By John Wight: The tragedies which have befallen boxing over the past year or so would make even the coldest heart weep and the most ardent advocate of the sport begin to question its legitimacy.
First Alexis Arguello, the Nicaraguan legend who graced the ring in the late seventies and early eighties, took his own life last summer whilst in the grip of substance abuse and depression. Shortly after that tragedy another arrived when Atruri Gatti was found dead in a hotel room in Brazil, where he’d been vacationing with his wife, similarly a man who’d been suffering substance abuse problems. Then Vernon Forrest was murdered in Houston during an attempted carjacking during the same period, breathing truth into the old saw that bad luck always comes in threes..
The death of young Irish fighter, Darren Sutherland, later that year, again as a result of suicide, merely seemed to add more weight to the arguments of those of the view that boxing damages its practitioners beyond redemption.
Sadly, and most recently, news of the death of the Venezuelan WBC lightweight champion, Edwin Valero, yet again focuses unwanted attention on a sport that transcends human reason and often times the limits of physical, emotional and mental endurance.
If the facts surrounding this latest tragedy are to be believed, Valero, known to his countrymen and fans as El Dinamita after amassing a 27-fight unbeaten record in which every victory had come by way of knockout, first killed his wife in a hotel room, admitted responsibility for her death to hotel security and to the police when they came to arrest him, and then hours later hanged himself in the police cell in which he was being held.

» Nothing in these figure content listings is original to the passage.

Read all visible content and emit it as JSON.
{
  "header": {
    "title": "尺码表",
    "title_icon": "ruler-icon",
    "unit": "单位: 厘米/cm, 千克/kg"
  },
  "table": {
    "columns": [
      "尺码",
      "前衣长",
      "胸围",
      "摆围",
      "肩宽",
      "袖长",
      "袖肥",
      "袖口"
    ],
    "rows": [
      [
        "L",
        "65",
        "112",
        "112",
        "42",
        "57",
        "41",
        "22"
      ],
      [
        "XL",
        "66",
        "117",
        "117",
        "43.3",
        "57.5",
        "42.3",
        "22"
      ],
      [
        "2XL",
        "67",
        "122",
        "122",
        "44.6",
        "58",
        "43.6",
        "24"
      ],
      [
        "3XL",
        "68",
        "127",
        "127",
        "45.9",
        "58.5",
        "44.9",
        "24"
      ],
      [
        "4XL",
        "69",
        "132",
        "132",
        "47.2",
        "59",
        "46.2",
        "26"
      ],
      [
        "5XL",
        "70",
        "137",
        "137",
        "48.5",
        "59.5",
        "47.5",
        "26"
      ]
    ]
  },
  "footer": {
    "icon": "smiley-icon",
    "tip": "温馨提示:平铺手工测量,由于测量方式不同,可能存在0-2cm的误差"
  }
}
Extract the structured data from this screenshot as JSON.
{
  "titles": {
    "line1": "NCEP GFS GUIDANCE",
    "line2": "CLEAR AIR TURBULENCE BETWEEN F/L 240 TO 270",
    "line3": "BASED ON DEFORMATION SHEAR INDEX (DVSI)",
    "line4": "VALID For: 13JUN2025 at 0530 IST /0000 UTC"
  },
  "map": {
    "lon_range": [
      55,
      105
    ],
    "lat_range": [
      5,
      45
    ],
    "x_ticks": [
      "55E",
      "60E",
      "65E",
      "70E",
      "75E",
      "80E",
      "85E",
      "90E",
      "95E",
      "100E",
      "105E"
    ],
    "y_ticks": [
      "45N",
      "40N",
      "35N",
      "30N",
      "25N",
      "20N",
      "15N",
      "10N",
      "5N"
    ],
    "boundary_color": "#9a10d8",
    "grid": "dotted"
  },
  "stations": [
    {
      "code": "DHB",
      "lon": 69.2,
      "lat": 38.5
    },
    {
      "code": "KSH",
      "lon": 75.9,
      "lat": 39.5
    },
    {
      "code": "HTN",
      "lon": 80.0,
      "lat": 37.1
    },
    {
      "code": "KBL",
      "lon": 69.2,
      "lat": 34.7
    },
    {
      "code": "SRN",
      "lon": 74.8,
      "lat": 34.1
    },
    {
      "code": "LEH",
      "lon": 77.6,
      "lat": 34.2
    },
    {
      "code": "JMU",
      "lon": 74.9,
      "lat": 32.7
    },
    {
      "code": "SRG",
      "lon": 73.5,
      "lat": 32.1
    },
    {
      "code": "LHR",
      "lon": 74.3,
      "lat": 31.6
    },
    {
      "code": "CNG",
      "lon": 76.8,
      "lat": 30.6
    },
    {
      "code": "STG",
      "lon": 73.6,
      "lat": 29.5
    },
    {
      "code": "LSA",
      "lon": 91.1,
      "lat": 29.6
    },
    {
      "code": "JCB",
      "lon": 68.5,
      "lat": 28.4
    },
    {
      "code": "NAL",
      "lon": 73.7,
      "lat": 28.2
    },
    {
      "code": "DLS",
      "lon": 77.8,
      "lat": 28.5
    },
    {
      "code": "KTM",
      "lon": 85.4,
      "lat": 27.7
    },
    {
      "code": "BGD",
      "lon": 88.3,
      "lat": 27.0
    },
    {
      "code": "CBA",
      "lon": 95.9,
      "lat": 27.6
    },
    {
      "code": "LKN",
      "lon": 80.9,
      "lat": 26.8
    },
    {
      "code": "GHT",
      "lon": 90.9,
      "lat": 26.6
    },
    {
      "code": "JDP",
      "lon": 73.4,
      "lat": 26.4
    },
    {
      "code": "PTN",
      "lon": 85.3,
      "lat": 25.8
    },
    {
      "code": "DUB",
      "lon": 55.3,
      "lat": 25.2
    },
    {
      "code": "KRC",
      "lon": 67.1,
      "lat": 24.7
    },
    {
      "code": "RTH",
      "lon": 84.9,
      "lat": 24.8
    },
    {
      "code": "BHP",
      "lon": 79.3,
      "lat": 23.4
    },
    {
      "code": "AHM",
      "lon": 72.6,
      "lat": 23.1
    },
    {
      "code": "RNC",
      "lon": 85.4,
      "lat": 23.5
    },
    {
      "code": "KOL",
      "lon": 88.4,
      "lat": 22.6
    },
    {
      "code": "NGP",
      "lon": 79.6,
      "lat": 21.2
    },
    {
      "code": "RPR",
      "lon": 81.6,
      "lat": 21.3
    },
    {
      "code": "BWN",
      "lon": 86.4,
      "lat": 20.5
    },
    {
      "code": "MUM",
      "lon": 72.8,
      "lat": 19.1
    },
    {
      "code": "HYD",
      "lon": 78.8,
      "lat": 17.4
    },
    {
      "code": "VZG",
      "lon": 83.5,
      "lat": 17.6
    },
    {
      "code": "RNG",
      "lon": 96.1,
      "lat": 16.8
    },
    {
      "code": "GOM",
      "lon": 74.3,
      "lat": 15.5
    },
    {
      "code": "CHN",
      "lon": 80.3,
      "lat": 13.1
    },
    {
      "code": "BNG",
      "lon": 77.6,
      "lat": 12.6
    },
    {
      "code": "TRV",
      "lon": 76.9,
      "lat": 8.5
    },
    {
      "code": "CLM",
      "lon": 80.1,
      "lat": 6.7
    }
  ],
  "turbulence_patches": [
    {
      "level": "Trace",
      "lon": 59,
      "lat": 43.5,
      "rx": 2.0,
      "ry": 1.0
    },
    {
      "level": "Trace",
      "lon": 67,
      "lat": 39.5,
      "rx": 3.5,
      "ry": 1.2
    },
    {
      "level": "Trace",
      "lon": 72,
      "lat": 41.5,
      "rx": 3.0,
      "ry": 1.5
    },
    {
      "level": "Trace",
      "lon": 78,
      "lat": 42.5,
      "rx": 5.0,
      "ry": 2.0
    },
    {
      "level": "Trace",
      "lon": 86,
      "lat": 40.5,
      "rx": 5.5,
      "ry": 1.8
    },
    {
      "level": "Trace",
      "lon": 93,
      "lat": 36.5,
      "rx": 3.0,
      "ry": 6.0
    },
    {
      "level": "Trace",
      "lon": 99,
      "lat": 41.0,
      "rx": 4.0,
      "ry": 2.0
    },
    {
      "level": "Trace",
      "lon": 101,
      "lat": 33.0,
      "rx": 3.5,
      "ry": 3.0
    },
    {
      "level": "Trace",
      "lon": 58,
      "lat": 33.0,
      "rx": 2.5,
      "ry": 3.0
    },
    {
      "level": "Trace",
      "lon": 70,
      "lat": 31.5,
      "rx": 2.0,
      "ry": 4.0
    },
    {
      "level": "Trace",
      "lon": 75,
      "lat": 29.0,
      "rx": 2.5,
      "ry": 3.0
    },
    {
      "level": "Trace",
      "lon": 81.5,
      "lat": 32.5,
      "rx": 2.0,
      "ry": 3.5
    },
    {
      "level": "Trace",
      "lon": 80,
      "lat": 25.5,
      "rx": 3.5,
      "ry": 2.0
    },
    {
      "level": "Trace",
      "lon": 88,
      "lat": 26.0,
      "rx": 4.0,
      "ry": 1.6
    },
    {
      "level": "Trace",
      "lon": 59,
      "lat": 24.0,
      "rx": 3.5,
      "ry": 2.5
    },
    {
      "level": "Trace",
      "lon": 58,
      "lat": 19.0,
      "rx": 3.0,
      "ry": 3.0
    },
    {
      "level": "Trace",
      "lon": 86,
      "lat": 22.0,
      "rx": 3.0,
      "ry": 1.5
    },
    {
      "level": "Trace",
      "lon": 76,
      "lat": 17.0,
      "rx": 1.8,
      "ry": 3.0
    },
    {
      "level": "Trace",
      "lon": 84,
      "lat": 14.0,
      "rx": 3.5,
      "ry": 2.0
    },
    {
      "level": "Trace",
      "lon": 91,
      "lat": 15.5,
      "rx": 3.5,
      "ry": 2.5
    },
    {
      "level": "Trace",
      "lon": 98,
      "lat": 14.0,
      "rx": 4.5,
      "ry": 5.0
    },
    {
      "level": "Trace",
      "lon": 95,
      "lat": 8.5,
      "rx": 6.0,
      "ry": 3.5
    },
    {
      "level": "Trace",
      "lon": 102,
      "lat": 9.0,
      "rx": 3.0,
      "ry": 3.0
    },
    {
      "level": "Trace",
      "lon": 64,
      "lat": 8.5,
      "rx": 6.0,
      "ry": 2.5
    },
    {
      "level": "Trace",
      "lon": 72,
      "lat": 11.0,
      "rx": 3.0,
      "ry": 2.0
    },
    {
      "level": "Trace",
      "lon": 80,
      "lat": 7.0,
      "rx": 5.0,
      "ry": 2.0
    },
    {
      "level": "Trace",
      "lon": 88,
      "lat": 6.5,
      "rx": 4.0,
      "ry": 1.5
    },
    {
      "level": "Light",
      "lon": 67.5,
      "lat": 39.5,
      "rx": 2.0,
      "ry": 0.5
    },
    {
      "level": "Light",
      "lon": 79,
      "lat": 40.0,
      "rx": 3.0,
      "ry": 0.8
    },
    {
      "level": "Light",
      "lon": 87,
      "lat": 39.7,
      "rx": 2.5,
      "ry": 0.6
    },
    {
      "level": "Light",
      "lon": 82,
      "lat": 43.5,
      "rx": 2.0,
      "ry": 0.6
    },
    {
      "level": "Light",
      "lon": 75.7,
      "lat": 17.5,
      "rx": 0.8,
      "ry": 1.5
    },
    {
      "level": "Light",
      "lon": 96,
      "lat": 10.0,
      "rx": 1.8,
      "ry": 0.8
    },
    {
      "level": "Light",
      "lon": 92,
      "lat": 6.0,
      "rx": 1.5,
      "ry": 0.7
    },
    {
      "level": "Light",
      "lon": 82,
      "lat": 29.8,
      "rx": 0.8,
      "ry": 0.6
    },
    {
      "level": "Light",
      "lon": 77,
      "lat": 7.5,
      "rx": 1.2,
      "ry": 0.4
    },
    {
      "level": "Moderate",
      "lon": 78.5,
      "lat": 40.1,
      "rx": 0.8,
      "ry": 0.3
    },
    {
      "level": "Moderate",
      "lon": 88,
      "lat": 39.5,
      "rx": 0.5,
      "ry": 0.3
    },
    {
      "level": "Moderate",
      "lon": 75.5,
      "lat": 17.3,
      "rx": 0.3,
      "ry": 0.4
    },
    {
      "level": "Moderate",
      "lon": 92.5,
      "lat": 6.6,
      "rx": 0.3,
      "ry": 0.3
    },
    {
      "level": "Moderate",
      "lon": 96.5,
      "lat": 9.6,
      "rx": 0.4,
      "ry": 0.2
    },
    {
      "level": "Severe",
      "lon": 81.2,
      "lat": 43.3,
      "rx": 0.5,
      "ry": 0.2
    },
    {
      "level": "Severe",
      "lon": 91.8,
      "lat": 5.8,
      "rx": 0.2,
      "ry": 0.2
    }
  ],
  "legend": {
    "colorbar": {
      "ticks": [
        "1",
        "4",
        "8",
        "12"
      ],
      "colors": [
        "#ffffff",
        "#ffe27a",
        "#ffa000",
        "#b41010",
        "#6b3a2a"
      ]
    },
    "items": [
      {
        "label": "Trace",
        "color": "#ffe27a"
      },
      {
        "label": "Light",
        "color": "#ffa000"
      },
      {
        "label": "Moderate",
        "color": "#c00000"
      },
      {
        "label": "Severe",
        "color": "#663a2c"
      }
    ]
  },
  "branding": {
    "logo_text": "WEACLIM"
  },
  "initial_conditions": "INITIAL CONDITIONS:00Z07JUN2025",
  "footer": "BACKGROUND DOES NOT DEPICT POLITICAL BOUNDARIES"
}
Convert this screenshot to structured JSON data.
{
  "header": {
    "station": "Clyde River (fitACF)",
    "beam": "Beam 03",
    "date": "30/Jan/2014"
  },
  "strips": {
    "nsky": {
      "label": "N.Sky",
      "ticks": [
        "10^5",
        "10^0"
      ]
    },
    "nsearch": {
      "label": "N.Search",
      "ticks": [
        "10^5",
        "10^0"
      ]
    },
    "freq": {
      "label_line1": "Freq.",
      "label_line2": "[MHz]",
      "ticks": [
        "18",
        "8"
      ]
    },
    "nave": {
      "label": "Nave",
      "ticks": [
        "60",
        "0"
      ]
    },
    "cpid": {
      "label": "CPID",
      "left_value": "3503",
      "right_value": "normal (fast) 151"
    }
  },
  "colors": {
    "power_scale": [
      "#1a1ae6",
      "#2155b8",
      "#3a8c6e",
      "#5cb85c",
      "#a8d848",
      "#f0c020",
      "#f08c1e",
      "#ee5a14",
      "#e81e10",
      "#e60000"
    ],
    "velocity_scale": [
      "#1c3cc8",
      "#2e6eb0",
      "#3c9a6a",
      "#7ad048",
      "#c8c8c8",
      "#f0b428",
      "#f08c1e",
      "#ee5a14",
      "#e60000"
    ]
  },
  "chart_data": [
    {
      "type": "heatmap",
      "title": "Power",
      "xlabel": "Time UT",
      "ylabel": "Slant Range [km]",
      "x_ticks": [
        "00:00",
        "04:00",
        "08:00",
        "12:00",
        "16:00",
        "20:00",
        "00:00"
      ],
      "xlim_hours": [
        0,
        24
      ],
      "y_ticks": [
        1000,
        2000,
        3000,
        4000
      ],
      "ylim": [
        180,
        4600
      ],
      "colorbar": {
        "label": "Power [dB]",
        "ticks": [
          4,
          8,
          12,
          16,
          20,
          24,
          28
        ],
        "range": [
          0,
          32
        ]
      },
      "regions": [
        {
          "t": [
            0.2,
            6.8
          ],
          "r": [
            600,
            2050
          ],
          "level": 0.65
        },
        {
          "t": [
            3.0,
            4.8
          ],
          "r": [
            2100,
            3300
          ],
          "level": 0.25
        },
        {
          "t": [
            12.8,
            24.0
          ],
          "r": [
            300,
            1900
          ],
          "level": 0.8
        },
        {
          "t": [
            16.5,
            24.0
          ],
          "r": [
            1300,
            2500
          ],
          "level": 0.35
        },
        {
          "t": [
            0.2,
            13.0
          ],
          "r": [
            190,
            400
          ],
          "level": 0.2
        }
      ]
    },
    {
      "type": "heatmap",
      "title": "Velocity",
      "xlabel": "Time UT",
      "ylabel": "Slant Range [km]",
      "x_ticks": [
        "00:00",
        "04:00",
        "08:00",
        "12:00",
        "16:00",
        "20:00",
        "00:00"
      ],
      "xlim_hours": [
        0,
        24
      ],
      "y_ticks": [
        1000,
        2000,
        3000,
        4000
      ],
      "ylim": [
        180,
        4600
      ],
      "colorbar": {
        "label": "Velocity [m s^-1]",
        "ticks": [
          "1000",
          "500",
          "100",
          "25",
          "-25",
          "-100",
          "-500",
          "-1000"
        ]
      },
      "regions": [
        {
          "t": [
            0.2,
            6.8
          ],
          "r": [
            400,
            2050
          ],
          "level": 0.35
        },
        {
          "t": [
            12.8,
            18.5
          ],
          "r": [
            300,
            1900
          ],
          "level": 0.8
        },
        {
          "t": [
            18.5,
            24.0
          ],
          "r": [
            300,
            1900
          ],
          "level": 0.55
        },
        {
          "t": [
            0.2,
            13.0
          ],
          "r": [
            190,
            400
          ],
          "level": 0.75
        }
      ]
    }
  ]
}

Emerging in the days following news of the Venezuelan’s death was a history of domestic violence, dysfunction and brain damage as a result of a motorcycle accident nine years previously. Inevitably, the old arguments on the morality of a sport in which two men meet in the middle of a roped off ring to trade blows have also resurfaced, with renewed calls for the sport to be banned on the basis that it constitutes one of the few remaining vestiges of humanity’s brutal and barbaric past.
Even for advocates of boxing’s positive aspects – the way it takes young people off the street, instils discipline, self esteem, respect for others, etc. – an acknowledgment that it is so unlike any other sport as to stand alone must constitute the starting point of any debate over its place in society.
Walk into any boxing establishment from London to Los Angeles, from Manchester to Manila, and you encounter a similar story of poverty, dysfunction and the accumulated anger which comes as a by-product in the backgrounds of those you’ll find punishing themselves in an effort to achieve success in the ring and, with it, the promise of material and spiritual salvation.
To witness a fighter in hard training is to witness a human being in the throes of self flagellation. On a certain level it involves young men attempting to expiate the anger of being born into lives short on love and in many cases long on abuse, not necessarily at the hands of parents, but always at the hands of society as a result of poverty. And this is the part which those smug voices of quick condemnation could never begin to even fathom, much less comprehend. For the truth is that boxing neither glorifies nor encourages violence, much less the kind of despair which lies the root of the litany of human tragedy visited on the sport over the past year. Instead, boxing provides sanctuary and hope for the victims of society’s ills, with its redemptive qualities measured in the number of young men saved from a fate of substance abuse, domestic violence and premature death, and not the other w ay round.
Inevitably, however, there are those who will fall through the net into the pit of despair which boxing hitherto helped them avoid. Boxers still need to function outside the rarefied confines of the gym and the ring. Upon retirement they need to find something to fill the vacuum of inactivity and lack of purpose left by the absence of a high octane existence of excitement, challenge, glory and fame. They need to be able to forge and maintain healthy relationships, deal with all of the shit we all have to deal with in our daily lives.
Here, in the space between athletic endeavour and reality, is where the sport needs to take stock. The pressures and expectations placed on championship fighters by fans, promoters, and managers alike to constantly perform is so great as to be monumental. Fans like their fighters to be more than human, to provide them with a vicarious escape from lives of tedium into a world of glory, courage and invincibility. Promoters and managers like their fighters to win, to sell tickets and make them a shitload of money in the process. Like any business – and professional boxing is a business make no mistake – there is no room for failure, with those at the sharp end, the fighters, assuming the status of commodities, their worth measured in ticket sales and pay per view hits.
What we’re describing here is the way in which the sport reflects society and how, with grinding poverty the fate of so many, supporting the unfettered wealth and luxury of the few, the struggle for success is tantamount to a struggle for survival.
Sadly, not only for boxing but for humanity in general, Edwin Valero is yet another casualty of that perennial struggle.
The one certainty is that more will follow.